In May 1997, President Kabbah was overthrown by another military coup. Major Johnny Paul Koroma became self-proclaimed head of state, and President-elect Kabbah fled to Guinea, from where he tried to achieve military intervention by Guinea and Nigeria in Sierra Leone. In fact, Nigeria, Guinea and Ghana sent troops to Sierra Leone in 1997 but had to withdraw them. As a result, the states tightened the economic embargo against the country that had been imposed since the May 1997 coup, which led to a dramatic deterioration in the food situation of the civilian population. In November 1997, another troop organization from several West African countries (ECOMOG) advanced against Sierra Leone. After bloody battles with Koroma’s government forces, the ECOMOG troops captured the capital Freetown and arrested a large number of the coup leaders. President-elect Ahmad Tejan Kabbah returned to the country. He signed a new ceasefire agreement with the rebel organization RUF in 1999, which at that time controlled almost all of the country’s diamond mines; the rebel organization was recognized as a party in November of this year under the name Revolutionary United Front Party (RUFP). Compliance with the agreement should be ensured through the deployment of a UN peacekeeping force (UNAMISIL). The civil war, which had been going on for almost ten years at the time, had already cost several thousand lives, the RUF rebels were feared for their cruel behavior against the civilian population.

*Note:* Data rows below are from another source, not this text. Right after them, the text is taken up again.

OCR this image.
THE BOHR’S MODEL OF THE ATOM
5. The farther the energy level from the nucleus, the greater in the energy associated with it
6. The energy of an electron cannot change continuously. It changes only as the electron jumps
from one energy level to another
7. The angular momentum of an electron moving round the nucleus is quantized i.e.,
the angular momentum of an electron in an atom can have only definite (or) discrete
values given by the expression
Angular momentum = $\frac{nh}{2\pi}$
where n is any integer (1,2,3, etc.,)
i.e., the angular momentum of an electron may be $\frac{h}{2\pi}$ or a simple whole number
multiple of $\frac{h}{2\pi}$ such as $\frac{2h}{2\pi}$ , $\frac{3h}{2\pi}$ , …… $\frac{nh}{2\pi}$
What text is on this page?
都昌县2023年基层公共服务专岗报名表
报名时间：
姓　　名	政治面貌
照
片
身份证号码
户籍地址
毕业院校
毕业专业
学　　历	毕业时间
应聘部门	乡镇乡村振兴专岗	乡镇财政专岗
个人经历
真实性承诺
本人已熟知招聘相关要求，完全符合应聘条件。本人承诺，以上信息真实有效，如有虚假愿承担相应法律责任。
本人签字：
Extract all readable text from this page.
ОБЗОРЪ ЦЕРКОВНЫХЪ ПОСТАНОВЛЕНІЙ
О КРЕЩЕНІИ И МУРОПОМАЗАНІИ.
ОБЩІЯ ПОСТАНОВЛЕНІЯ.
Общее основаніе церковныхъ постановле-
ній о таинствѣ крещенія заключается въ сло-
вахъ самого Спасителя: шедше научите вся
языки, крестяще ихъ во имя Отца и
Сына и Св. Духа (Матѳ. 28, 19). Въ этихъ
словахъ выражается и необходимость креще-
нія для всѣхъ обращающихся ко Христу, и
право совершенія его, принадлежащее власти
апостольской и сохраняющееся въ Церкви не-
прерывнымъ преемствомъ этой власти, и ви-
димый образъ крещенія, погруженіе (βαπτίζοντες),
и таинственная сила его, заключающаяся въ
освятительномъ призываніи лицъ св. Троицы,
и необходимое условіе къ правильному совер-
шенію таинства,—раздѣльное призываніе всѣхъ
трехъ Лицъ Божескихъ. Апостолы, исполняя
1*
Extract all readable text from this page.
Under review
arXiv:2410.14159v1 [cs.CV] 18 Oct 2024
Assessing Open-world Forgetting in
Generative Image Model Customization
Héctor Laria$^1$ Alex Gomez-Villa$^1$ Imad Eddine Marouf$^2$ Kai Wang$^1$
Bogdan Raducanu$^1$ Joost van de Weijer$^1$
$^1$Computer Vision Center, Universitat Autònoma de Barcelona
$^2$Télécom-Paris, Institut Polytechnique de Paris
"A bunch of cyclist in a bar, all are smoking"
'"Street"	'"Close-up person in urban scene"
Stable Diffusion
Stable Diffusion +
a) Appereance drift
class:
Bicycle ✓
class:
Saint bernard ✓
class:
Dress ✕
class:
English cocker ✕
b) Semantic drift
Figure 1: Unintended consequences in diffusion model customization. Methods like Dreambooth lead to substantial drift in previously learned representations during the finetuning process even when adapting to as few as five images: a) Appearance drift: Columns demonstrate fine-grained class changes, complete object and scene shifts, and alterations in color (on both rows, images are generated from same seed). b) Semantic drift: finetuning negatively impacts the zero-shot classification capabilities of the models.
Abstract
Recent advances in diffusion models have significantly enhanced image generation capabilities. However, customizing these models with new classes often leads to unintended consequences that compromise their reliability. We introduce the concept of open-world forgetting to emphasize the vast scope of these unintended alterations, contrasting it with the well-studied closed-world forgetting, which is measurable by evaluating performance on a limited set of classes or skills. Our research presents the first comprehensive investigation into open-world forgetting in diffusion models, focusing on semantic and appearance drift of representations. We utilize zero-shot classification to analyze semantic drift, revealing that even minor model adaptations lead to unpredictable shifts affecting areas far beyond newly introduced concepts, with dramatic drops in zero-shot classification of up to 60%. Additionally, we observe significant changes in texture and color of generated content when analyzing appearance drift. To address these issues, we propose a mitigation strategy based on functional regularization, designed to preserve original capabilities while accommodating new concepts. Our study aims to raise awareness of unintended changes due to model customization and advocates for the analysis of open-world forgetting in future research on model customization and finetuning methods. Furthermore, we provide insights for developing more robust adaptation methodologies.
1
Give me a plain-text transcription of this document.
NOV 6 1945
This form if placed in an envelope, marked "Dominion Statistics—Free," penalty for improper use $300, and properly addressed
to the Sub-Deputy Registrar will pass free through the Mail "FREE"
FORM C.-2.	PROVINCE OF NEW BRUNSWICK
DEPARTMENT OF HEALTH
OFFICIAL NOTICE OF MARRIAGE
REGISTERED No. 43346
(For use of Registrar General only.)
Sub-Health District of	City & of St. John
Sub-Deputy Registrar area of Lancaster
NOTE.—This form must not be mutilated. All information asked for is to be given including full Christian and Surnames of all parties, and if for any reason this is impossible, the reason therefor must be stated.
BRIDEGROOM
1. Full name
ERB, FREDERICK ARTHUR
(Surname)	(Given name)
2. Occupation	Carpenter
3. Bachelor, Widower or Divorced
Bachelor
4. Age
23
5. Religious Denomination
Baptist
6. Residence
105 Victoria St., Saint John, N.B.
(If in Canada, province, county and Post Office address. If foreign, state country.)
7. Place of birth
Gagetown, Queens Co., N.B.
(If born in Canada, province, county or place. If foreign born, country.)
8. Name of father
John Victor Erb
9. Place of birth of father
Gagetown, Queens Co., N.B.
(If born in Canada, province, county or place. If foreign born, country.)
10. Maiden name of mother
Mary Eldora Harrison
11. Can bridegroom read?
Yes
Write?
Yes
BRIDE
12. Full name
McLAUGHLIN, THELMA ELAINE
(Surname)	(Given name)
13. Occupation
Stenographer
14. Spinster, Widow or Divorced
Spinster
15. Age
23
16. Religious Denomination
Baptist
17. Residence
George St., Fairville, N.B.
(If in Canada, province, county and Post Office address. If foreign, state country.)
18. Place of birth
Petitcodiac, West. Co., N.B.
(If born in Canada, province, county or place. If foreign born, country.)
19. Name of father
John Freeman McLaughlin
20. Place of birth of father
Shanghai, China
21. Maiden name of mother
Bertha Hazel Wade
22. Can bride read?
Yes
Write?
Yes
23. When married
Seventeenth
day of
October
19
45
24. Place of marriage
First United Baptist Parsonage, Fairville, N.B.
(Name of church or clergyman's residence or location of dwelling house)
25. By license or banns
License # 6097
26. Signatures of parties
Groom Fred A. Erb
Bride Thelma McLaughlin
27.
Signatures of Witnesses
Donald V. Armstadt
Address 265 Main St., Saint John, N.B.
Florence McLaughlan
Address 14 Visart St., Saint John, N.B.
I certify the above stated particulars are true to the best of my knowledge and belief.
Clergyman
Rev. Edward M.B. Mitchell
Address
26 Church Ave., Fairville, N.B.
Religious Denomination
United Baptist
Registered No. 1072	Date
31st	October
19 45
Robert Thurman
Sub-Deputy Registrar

But attempts to calm the situation in Sierra Leone failed. The RUF rebels, supported by neighboring Liberia, continued to control most of the diamond deposits in Sierra Leone. Several hundred UN soldiers were temporarily under violence by the rebels (May 2000). The UN troops (the world’s largest UN peacekeeping force was stationed in Sierra Leone at the time) could not do their job. From 2001, the mining of diamonds in the east of Sierra Leone was temporarily banned to undermine the rebels’ source of money. In April 2001, the RUF again agreed to peace negotiations with the government and disarmament; this was completed in January 2002; President Kabbah officially declared the civil war ended this month.In May 2002 Kabbah was confirmed as president; in the parliamentary elections, the RUFP went away empty-handed. Mismanagement, the consequences of the economic embargo and rapid population growth despite completely inadequate medical care led to repeated supply shortages and famines among the population.
Way to normality
Nevertheless, the country is on the way back to normal. The mandate of the UN peacekeeping force UNAMISIL ended at the end of 2005. The presidential and parliamentary elections of August 2007 were fair and peaceful. They ushered in a phase of stabilization: the opposition party All People’s Congress (APC) received a stable majority and its candidate Ernest Bai Koroma became the new president. Five surviving leaders of the civil war were sentenced to long prison terms in front of the UN-supported Special Court for Sierra Leone in Freetown. With the pronouncement of judgment against the last three out of eight defendants, the Court completed its work in Freetown in November 2009. Koroma was confirmed in office in the November 2012 presidential election.